The July 14 letter to EPA Administrator Michael Regan focused on what it said are hazardous waste and greenhouse gas emissions from chemical recycling of plastics, and it asked the agency to continue to regulate the processes as waste combustion.
The letter comes as EPA has opened a rule-making asking how it should regulate some chemical recycling technologies, including pyrolysis and gasification.
The lawmakers said they were "disappointed to see EPA include chemical recycling in Part One of the National Recycling Strategy."
But a plastics industry group took issue with the characterization in the lawmakers' letter, saying that EPA is correct to include advanced recycling, as some in the industry call the technology, in its recycling strategies.
"One thing is abundantly clear: Advanced recycling is not incineration," said Matt Seaholm, president and CEO of the Plastics Industry Association. "To encourage the EPA to treat it as such just doesn't make sense. We were encouraged to see the EPA include advanced recycling in their National Recycling Strategy and continue to support it being an important component in our nation's efforts to recycle more material."
The industry's position does have support from some members of Congress.
Rep.
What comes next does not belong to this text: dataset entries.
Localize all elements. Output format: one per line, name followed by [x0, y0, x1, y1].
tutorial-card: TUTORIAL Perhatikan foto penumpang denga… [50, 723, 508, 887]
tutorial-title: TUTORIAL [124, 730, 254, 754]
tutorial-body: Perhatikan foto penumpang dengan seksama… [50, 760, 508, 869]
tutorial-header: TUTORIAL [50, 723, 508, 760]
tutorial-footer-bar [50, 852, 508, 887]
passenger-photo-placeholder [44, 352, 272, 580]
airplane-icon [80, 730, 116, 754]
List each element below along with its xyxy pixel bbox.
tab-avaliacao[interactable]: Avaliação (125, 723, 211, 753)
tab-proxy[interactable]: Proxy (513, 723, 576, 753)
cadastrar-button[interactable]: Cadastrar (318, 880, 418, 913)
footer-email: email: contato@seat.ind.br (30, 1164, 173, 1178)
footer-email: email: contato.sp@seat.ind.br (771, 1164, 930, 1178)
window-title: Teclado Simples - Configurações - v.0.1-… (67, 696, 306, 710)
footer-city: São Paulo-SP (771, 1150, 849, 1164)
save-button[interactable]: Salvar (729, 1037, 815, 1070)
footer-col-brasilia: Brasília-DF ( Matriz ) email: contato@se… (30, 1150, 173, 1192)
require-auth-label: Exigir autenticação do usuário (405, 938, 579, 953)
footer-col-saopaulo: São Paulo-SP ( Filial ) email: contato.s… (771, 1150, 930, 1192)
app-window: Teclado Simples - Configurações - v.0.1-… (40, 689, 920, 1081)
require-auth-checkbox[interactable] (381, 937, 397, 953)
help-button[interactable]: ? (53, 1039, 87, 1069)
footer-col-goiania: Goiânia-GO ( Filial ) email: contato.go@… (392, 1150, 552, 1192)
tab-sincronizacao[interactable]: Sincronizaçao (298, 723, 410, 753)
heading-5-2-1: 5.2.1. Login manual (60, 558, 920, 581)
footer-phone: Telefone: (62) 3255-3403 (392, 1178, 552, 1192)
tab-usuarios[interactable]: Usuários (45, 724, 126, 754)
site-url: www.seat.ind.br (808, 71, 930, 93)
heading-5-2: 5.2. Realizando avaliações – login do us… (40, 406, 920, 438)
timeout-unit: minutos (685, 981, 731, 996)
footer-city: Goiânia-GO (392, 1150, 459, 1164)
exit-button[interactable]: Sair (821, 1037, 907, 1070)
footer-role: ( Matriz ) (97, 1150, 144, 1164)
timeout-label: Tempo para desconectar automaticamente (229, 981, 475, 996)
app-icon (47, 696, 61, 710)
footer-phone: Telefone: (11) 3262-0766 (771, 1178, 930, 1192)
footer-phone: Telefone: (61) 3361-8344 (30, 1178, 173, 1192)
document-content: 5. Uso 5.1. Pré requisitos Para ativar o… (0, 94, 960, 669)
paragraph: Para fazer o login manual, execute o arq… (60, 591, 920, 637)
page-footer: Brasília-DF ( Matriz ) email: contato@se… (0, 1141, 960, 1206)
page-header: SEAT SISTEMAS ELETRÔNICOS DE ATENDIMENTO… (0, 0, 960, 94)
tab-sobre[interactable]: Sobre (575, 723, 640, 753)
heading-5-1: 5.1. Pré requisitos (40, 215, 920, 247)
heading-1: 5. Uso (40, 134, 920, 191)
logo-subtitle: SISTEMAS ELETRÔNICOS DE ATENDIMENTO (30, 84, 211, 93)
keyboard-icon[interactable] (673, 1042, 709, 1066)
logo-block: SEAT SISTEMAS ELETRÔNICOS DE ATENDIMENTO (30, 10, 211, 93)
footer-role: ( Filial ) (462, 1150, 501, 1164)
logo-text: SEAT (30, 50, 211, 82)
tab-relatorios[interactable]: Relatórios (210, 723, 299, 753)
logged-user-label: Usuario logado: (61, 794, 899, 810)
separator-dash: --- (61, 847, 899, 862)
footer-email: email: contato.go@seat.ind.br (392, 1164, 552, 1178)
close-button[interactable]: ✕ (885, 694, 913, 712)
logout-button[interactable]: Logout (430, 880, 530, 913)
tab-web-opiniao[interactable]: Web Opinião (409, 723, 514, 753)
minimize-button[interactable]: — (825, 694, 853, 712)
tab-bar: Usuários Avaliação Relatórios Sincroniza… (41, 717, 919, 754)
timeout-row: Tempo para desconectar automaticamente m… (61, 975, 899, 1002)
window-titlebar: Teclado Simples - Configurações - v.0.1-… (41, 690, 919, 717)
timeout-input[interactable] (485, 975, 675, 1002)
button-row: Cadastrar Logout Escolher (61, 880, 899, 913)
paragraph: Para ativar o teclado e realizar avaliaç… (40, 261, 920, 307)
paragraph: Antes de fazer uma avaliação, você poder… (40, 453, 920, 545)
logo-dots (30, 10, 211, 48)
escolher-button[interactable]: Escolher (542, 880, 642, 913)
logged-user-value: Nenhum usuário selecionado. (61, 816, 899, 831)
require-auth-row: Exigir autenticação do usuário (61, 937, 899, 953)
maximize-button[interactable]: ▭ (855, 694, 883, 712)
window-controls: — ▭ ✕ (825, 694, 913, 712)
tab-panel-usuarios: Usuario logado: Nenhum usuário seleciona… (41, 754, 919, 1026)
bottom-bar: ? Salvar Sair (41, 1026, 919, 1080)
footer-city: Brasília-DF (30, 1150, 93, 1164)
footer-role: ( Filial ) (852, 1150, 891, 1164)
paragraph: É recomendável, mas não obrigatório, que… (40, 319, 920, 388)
Scott Peters, D-Calif., wrote the agency in December urging EPA to regulate chemical recycling as a manufacturing process, not as incineration or waste processing.
"These technologies can further EPA's effort to build a circular economy by reducing material use, increasing the number of plastics that can be recycled and recapturing resources to create new products, rather than relying on more fossil fuels," Peters wrote.